Australian regulator ASCI intends to close down huge Australian binary options industry

The Australian Securities and Investments Commission (ASIC) intends to ban the sale of binary options according to today’s press release. It is also looking to restrict the sale of Contracts for Difference (CFD) to retail clients. In its new industry report, the regulator says the two exotic investment products cost customers almost $2bn a year. There are 65 firms offering one or both of the products licensed in Australia, including the London-listed IG Markets and CMC Markets, US giant FXCM and home-grown outfit Pepperstone.

In a consultation paper issued today, ASCI said it was concerned that retail investors had suffered, and were likely in the future to suffer, significant detriment from binary options and CFDs.

The Australian industry at a glance

Licensed issuers of these products in Australia conducted 675 million trades with clients in 2018 and earlier this ear held $2.9 billion of client money for trading. According to the ASIC report, around 1 million Australian retail investors hold deposits with providers of binary options and CFDs.

ASIC found that during 2018, the gross trading revenue for binary options in Australia was $490 million and for CFDs $1.5 billion. According to ASCI that revenue could “largely be attributed to a combination of net client losses and fees and costs charged to clients”.

ASIC reports 80 percent loss for retail customers in binary options
ASCI report

80 percent of Australian investors who traded binary options lost money while 72 per cent of clients who traded CFDs lost their money.

ASIC report Consumer harm from OTC binary options and CFDs

Millions for marketing and client acquisition

Despite their exotic nature, the binary options and CFDs are heavily promoted through a network of introducers (IB) and through internet advertising. ASIC senior executive leader of market supervision Calissa Aldridge said issuers had spent $131 million on advertising while providers paid a further $280 million to introducers.

More than $400 million was invested in the acquisition of new customer victims.

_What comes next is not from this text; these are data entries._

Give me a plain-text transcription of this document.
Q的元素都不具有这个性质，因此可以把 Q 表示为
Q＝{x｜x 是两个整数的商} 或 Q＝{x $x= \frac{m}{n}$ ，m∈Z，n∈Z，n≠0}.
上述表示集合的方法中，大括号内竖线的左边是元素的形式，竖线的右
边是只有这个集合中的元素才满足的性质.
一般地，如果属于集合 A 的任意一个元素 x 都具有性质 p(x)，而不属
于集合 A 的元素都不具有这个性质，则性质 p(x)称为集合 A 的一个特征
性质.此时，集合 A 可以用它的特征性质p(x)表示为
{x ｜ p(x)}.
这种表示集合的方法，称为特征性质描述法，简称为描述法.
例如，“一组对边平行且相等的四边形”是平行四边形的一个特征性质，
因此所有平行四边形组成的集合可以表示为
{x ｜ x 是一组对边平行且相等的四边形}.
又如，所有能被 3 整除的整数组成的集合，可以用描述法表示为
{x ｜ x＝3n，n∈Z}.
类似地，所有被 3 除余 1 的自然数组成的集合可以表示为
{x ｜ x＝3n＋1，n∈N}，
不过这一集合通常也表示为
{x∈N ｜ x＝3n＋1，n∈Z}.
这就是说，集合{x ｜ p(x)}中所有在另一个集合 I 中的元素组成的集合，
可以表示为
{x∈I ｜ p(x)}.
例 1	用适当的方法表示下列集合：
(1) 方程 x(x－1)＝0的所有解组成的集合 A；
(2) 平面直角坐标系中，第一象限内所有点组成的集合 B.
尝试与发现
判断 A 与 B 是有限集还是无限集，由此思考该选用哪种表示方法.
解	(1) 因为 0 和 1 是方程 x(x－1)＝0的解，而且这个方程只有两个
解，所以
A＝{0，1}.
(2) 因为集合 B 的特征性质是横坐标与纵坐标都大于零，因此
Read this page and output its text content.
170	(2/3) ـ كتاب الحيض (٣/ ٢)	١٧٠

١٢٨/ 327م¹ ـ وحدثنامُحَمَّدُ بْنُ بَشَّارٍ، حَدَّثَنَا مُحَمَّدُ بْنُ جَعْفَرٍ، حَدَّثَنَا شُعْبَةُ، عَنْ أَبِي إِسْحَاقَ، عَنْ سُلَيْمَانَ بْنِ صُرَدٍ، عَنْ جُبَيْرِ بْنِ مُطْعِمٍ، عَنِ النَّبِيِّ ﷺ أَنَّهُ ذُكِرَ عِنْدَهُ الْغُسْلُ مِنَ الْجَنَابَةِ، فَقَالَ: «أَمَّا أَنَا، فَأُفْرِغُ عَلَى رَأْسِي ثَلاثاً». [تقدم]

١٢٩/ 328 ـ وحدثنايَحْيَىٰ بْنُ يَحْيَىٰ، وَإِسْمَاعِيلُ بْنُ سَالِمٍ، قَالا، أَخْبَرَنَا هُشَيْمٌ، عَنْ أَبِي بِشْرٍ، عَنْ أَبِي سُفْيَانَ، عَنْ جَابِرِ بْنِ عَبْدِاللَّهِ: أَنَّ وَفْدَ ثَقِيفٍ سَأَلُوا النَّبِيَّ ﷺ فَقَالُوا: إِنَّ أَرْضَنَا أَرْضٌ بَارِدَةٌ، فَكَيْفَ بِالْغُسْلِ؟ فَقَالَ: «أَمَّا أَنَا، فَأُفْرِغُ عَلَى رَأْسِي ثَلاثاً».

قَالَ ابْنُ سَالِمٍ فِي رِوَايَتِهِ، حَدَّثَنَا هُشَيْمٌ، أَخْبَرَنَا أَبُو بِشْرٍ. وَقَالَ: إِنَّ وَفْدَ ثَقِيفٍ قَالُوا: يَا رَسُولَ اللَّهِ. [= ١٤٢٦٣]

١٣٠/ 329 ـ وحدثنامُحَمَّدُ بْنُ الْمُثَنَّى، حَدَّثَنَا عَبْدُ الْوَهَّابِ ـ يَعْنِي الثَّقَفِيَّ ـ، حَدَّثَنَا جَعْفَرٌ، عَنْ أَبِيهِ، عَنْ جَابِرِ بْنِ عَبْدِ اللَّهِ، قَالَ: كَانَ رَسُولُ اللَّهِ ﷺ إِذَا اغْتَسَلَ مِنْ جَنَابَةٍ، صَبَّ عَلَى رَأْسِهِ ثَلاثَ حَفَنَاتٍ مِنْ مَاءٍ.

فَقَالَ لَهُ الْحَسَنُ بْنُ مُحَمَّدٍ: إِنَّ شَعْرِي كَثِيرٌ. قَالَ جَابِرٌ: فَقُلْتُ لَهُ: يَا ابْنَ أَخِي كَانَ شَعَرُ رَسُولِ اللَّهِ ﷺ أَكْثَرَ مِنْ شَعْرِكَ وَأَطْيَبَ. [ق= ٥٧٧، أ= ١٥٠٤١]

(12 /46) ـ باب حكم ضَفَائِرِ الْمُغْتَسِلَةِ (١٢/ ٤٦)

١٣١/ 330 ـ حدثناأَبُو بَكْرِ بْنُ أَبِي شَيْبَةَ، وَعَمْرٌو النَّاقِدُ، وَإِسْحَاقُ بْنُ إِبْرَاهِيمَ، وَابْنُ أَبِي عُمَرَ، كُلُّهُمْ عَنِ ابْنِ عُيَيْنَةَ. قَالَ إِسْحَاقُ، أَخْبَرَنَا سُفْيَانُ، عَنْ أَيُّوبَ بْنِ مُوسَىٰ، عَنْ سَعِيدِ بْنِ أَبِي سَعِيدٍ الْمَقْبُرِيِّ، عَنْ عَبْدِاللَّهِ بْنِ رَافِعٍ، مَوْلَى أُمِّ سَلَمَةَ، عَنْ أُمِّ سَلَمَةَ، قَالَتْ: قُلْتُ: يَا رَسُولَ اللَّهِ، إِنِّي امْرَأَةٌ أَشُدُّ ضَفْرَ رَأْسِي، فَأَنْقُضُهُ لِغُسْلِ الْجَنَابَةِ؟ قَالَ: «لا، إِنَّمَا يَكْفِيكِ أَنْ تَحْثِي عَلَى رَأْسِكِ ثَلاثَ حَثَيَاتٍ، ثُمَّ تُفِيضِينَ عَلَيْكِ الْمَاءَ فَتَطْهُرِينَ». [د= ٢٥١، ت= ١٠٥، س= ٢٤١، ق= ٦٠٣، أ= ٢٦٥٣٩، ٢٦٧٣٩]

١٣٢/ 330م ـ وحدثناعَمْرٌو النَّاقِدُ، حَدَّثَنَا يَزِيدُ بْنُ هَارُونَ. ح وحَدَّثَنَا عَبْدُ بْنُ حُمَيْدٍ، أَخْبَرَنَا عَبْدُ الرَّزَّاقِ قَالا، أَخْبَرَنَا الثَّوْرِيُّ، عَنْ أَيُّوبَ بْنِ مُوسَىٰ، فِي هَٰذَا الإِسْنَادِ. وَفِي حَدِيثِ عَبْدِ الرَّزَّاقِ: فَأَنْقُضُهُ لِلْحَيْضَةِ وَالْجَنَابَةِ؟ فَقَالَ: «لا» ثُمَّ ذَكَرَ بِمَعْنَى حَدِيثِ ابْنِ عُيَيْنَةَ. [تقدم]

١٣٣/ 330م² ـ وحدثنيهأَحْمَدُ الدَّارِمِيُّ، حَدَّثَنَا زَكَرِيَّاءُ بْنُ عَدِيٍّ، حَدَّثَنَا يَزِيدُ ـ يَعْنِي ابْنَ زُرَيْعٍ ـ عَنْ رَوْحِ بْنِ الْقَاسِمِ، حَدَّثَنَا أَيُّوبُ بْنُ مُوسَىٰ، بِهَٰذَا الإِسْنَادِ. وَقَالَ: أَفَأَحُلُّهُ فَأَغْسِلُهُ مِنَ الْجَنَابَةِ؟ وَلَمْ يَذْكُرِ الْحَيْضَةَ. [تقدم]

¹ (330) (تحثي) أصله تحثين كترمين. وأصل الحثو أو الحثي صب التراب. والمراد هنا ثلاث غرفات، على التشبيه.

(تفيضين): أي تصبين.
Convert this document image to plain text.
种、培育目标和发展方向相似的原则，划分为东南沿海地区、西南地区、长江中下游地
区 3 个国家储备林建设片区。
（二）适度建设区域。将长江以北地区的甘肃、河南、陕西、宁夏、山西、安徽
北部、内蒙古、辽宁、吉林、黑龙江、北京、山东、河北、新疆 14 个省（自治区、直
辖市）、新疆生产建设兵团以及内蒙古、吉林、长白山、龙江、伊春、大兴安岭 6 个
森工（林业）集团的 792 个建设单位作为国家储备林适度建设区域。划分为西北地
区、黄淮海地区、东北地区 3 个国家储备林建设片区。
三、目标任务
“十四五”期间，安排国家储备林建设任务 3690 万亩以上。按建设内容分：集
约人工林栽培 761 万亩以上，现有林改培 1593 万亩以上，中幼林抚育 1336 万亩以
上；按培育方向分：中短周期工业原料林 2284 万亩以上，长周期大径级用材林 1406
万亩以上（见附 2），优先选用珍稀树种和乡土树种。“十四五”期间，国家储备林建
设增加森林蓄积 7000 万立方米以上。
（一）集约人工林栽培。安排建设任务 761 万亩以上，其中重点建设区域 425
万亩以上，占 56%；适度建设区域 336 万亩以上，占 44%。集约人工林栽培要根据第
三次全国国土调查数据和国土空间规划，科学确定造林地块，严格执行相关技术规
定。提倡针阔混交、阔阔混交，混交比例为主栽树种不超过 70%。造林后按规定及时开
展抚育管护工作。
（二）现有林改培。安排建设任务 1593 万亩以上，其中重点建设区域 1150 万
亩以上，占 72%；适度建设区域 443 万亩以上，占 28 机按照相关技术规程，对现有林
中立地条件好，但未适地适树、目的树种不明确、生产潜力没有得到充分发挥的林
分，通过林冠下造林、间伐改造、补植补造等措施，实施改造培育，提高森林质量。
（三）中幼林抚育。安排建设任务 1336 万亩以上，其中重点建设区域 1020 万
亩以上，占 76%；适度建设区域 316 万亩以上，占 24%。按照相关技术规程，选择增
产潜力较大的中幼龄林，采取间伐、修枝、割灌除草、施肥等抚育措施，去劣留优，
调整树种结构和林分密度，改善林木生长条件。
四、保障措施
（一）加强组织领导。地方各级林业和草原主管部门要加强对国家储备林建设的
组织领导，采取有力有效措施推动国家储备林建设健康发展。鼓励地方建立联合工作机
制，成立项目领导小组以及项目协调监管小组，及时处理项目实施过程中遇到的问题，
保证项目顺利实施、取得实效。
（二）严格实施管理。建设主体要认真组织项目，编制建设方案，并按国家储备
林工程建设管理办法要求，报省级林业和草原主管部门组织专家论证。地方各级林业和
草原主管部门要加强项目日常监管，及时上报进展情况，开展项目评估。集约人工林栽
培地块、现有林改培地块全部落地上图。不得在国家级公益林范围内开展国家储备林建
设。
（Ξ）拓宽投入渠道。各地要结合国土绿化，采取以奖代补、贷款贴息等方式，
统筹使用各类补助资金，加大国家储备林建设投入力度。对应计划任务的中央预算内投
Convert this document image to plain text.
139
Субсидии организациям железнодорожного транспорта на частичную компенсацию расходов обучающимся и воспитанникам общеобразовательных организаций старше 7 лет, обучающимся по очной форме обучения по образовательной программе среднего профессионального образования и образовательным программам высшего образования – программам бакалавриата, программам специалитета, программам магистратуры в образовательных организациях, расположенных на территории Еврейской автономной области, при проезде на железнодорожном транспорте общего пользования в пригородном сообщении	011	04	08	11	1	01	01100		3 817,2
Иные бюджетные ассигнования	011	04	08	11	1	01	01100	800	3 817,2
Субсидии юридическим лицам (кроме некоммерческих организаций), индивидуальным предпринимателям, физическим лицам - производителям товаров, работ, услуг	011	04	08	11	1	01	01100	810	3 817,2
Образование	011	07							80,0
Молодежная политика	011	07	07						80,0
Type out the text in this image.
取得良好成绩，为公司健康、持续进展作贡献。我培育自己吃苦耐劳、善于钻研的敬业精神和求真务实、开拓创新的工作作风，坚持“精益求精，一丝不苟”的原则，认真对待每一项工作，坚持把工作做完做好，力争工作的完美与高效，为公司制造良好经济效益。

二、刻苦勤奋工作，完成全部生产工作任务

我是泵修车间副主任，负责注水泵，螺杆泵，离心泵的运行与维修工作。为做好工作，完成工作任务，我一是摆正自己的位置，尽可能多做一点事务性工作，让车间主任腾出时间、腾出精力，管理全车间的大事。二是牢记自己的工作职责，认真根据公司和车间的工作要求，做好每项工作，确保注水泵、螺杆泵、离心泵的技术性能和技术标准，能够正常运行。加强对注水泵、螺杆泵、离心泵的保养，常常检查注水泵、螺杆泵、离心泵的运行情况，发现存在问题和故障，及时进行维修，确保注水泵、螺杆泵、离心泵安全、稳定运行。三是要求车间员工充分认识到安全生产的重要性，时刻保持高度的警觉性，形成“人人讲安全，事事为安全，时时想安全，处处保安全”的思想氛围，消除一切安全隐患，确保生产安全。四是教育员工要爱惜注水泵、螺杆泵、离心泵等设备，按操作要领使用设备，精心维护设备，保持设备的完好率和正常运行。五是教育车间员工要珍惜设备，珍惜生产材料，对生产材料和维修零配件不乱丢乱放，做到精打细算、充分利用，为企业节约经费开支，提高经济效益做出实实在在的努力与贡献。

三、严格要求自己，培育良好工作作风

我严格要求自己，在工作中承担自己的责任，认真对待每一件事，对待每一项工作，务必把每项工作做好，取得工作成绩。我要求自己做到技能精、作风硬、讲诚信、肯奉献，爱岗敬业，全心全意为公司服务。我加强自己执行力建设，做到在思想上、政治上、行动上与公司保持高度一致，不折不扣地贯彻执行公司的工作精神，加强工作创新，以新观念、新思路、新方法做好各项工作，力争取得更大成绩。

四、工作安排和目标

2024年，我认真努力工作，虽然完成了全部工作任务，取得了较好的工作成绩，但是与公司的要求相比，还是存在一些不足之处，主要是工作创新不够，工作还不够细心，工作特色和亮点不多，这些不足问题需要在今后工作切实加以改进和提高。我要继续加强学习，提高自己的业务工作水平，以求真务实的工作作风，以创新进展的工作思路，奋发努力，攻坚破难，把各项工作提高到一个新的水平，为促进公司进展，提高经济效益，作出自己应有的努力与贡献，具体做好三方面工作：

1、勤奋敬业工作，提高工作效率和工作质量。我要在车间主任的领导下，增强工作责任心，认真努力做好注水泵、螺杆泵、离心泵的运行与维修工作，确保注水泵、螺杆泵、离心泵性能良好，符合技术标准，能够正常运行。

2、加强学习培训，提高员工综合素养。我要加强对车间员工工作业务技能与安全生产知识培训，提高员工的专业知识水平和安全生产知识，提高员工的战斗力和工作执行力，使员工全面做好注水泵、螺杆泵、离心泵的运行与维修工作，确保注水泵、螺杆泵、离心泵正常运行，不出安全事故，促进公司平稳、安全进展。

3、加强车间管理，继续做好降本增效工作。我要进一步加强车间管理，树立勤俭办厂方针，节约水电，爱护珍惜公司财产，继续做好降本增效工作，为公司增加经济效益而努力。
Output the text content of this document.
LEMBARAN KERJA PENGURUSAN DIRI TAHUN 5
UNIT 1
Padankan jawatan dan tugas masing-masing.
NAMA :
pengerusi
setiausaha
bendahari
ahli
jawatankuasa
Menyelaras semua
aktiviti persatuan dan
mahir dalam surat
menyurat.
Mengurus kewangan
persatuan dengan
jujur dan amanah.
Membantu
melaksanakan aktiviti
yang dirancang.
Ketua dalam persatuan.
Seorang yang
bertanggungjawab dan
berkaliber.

These funds are taken from the deposits of existing customer victims and misappropriated for this purpose.

Over the same time, CFD issuers automatically closed out 9.3 million client position after a margin call and over 41,000 clients’ CFD trading accounts went into a negative balance.

This moral picture around the rip-off of small investors applies not only to Australia but also to Europe, North America, and Asia.